An Open Letter To Mr. Kiren Riiju On Rohingyas


Dear Mr. Riiju,

This is a letter from an ordinary citizen of India who has been working with the refugees for over two decades. I am deeply disturbed and in a way appalled to see your arguments before the parliament of India about the Rohingyas. This has definitely set the cat among the pigeons by calling them illegal immigrants and thereby asking them to be deported from India. You have been right on target in calling them so. They are foreigners. They do not have valid visas. Some of them have been living in India for over ten years. Jammu, Tamil Nadu, Uttar Pradesh, Kerala, and Telangana are just a few states in which they stay. They usually live in slums or worse in squatters that are made of plastic sheets. Very few of them live in concrete shelters. You have claimed that over 40,000 of them are currently living in India. They eke out a living by picking up garbage from the streets and selling recyclable materials, or work in the construction industry as labourers where possible. They are among the poorest of the poor in any part of the country. Most of them have large families and hesitate to send their children to school because of the fear that they do not know language and they also hope that they may be going home soon.

The Rohingyas, as you may be well aware have lived for a very long time in the Rakhine State of Myanmar. They are a predominantly Muslim community speaking ChittagongianBengali, this is a dialect of Bengali spoken in the areas of Chittagong. While there is no clear evidence of their actual place of origin they have lived in Myanmar atleast for over a hundred years. Since they live in isolation in a Buddhist state they have been targeted for being different. This was a result of the growing spirit of nationalism a few decades ago. Their settlements would be attacked, they would be deprived of education and livelihood opportunities. Fearing the annihilation they fled to Bangladesh.  Some have tried to reach Indonesia, Malaysia, Thailand, and many other East Asian countries. They have even managed to reach Australia. A small number of them have been trickling into India in search of safety and eventually end up in squalid conditions. Many of them resort to ragpicking and other low paying jobs. They live in huts, tents or squatters. In the rarest of cases they live in storm shelters. These shelters were used for cattle before their arrival.

Surrounded by poverty and hounded by fear they live in desperation most of the time. This gives room for the Indian government to think that they can be easy cannon fodder for the Islamic militants such as the ISIS, Al Qaida and many other radical organisations. They are perceived to be vulnerable targets who could get money and join any of these radical outfits. That is a valid assumption on the surface. But, with all the intelligence machinery at its disposal it is a shame to think that these hapless people would become militants for want of food.

This reminds us of the early 90’s situation in Sri Lanka. There were several militant movements and LTTE emerged as the most powerful and brutal organisation. They fearlessly hunted down even the Former Prime Minister of India. They were running their operations all over the world. Even at its peak the Sri Lankan refugees living in the camps were not part of LTTE. Ideologically a few of them connected with the LTTE, with the strong security system that carefully watched over all the movement of the refugees, the camps were literally sanitized from the militancy.

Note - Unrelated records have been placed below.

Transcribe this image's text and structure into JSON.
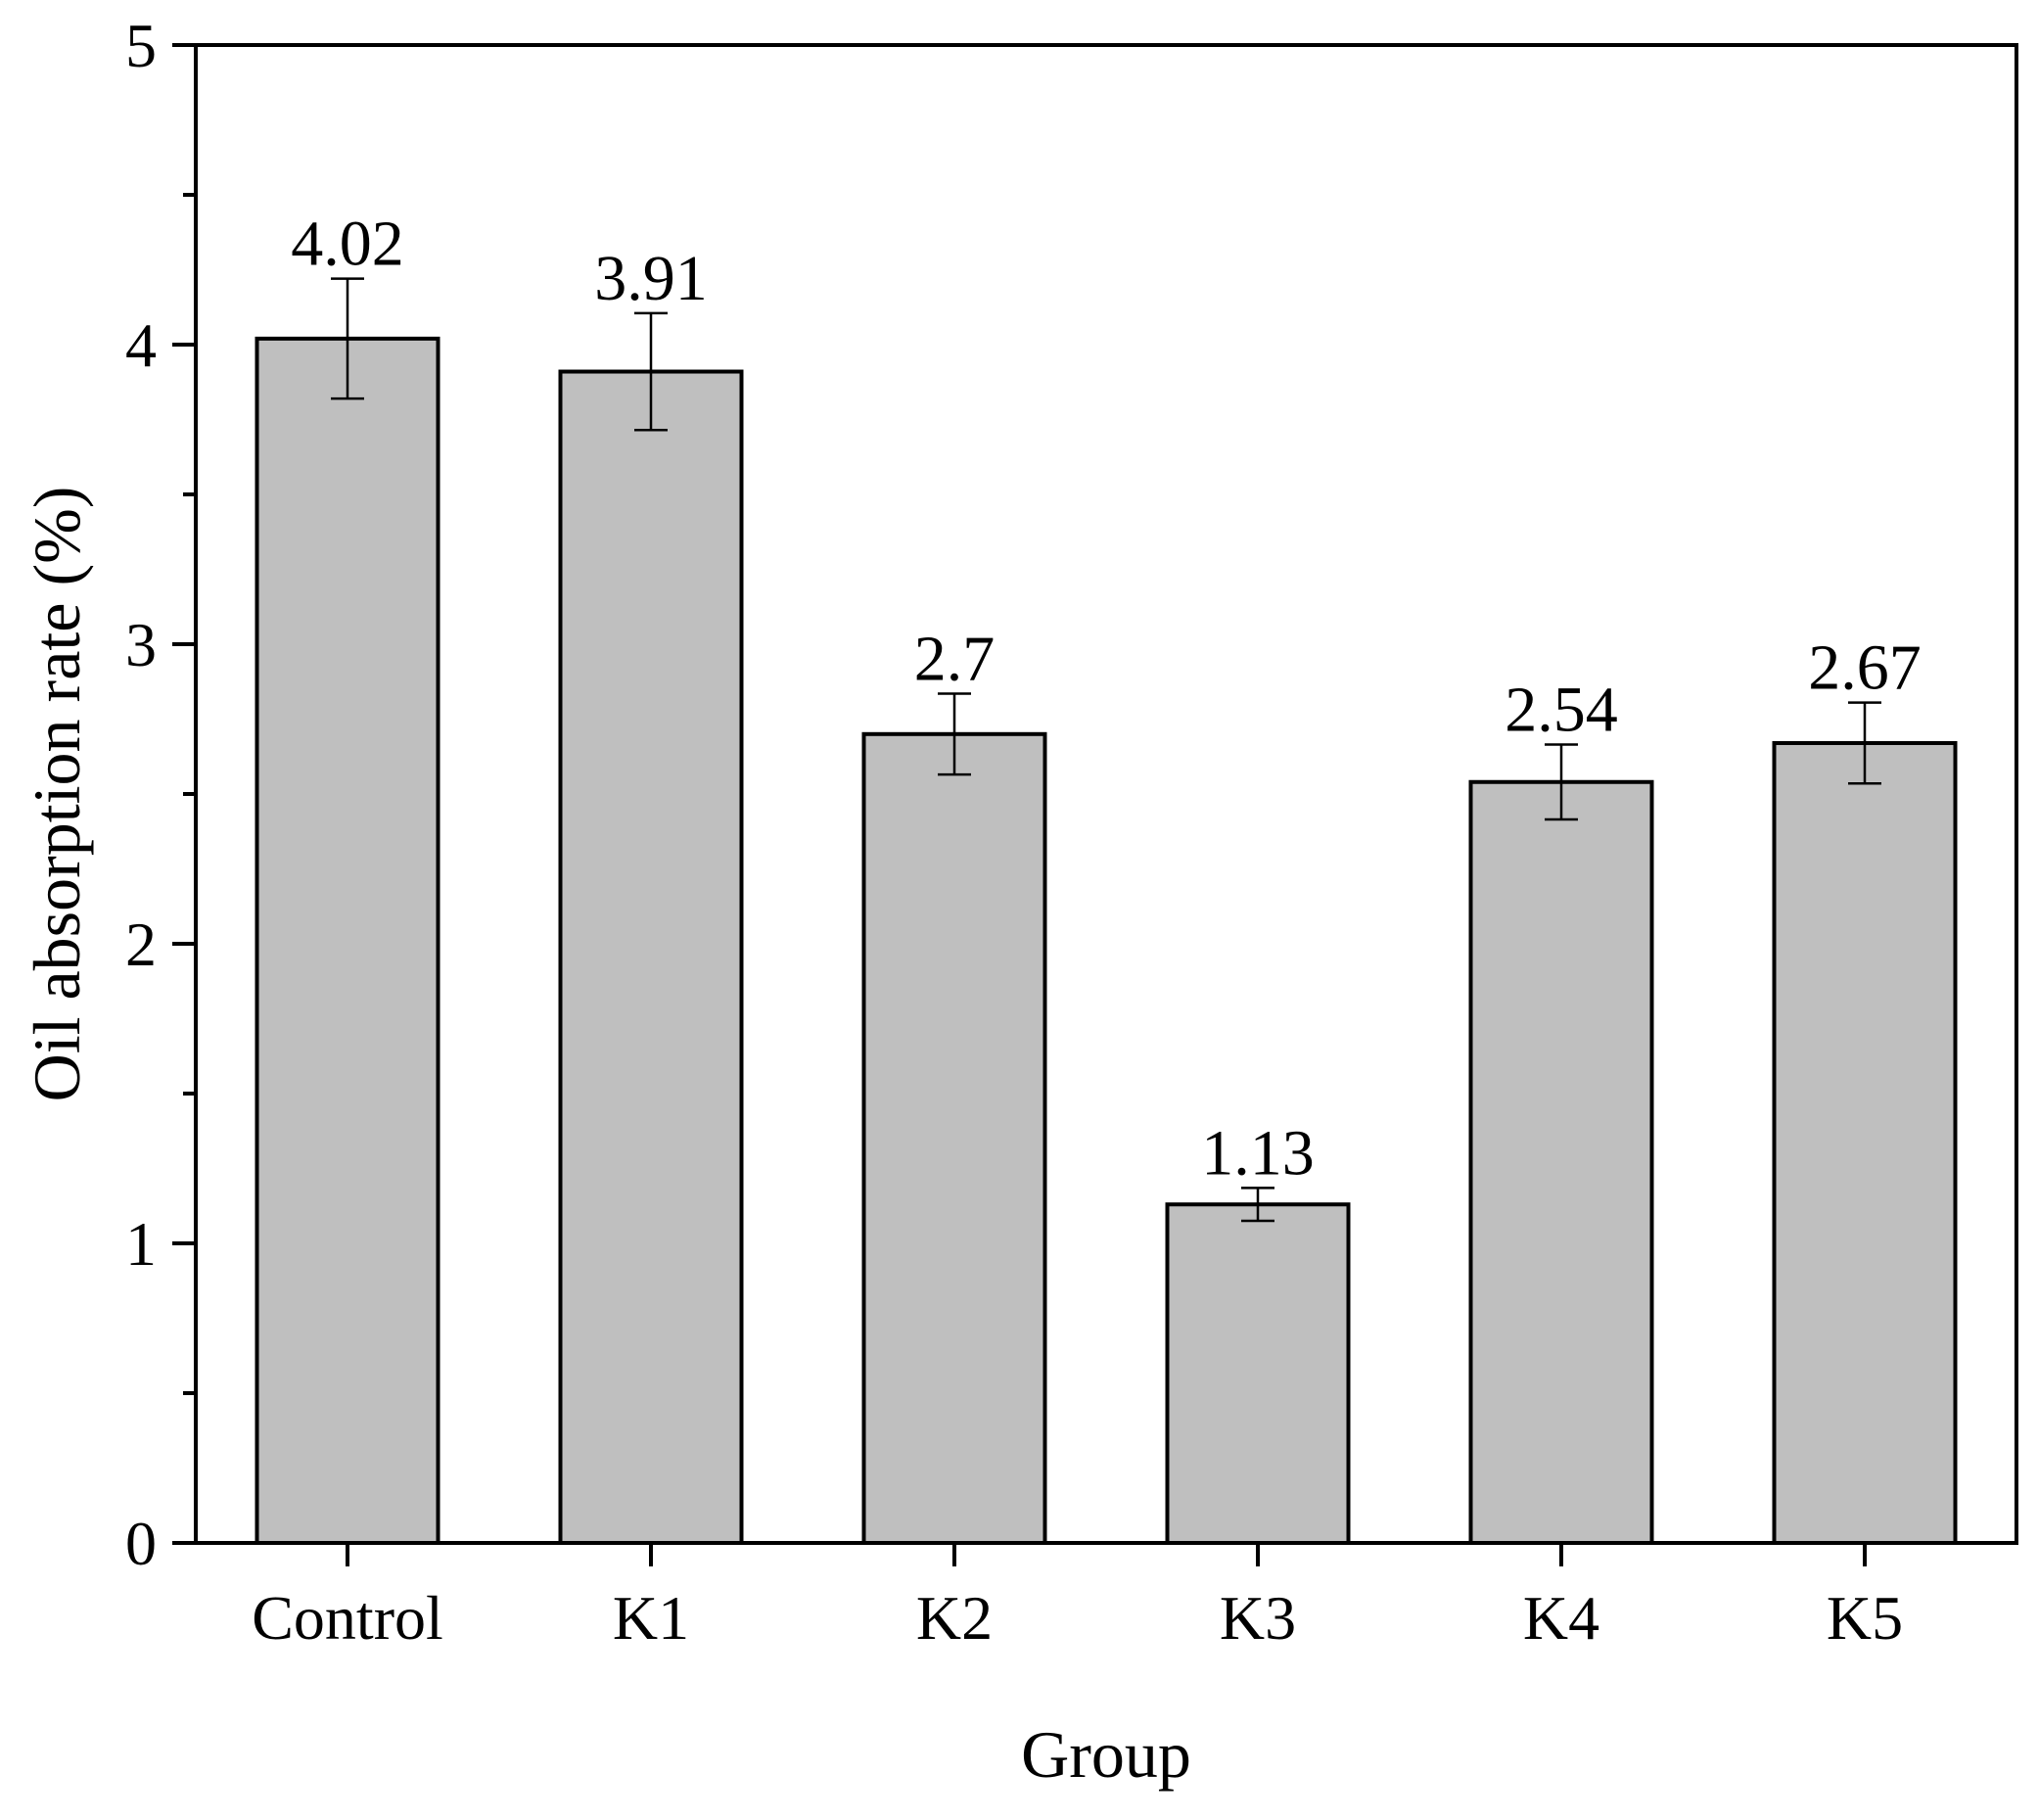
{
  "chart_data": {
    "type": "bar",
    "title": "",
    "xlabel": "Group",
    "ylabel": "Oil absorption rate (%)",
    "categories": [
      "Control",
      "K1",
      "K2",
      "K3",
      "K4",
      "K5"
    ],
    "values": [
      4.02,
      3.91,
      2.7,
      1.13,
      2.54,
      2.67
    ],
    "value_labels": [
      "4.02",
      "3.91",
      "2.7",
      "1.13",
      "2.54",
      "2.67"
    ],
    "error": [
      0.2,
      0.195,
      0.135,
      0.055,
      0.125,
      0.135
    ],
    "ylim": [
      0,
      5
    ],
    "yticks": [
      0,
      1,
      2,
      3,
      4,
      5
    ],
    "ytick_labels": [
      "0",
      "1",
      "2",
      "3",
      "4",
      "5"
    ],
    "minor_yticks": [
      0.5,
      1.5,
      2.5,
      3.5,
      4.5
    ],
    "grid": false,
    "legend": "none",
    "bar_color": "#bfbfbf",
    "edge_color": "#000000"
  }
}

At its highest point, over 1,20,000 refugees were housed in over 125 camps all over Tamil Nadu and a few in erstwhile Andhra Pradesh. Currently there are over 64,000 refugees who live in 107 camps in Tamil Nadu. They have nothing to do with militancy and more over when the camp refugees return they are free from inquiries from the intelligence agencies in Sri Lanka.

India does not produce refugees, but welcomes refugees despite the lack of law to govern the refugees. It not a signatory to the Convention concerning Refugees (1951). Yet it has remained a model for the treatment of refugees. The country has provided the Sri Lankan refugees with the access to education, employment, health and almost all the welfare measures available to the poor of this country. It has allowed the Tibetan refugees to run a government in exile.  At the same time it turns a blind eye to the selective refugees.

The situation in the Rakhine state is evidentially woeful. Over 4,00,000 Rohingyas have reached Bangladesh. Reportages from the border speak of the horrific stories that rattle the gut. It is now time for India to show some leadership with care and concern for the most deserving population. They have been the most unwanted people on the planet and with no where to go. So instead of seeing them as a security threat they need to be provided with the necessary humanitarian support. This has to be urgent and seen as an emergency rather than create panic among the poor Rohingyas living in India. And remember, India has dealt with such situation in the neighbourhood not so long ago. They can still do it being blind to the religion they belong to. Ultimately the colour of tears have no religion.

Dr Ashok Gladston Xavier (Gladston Xavier teaches social work in Loyolla College, Chennai. He is also a theatre personality. He has done extensive work on refugees as well as on survivors of Tsunami disaster.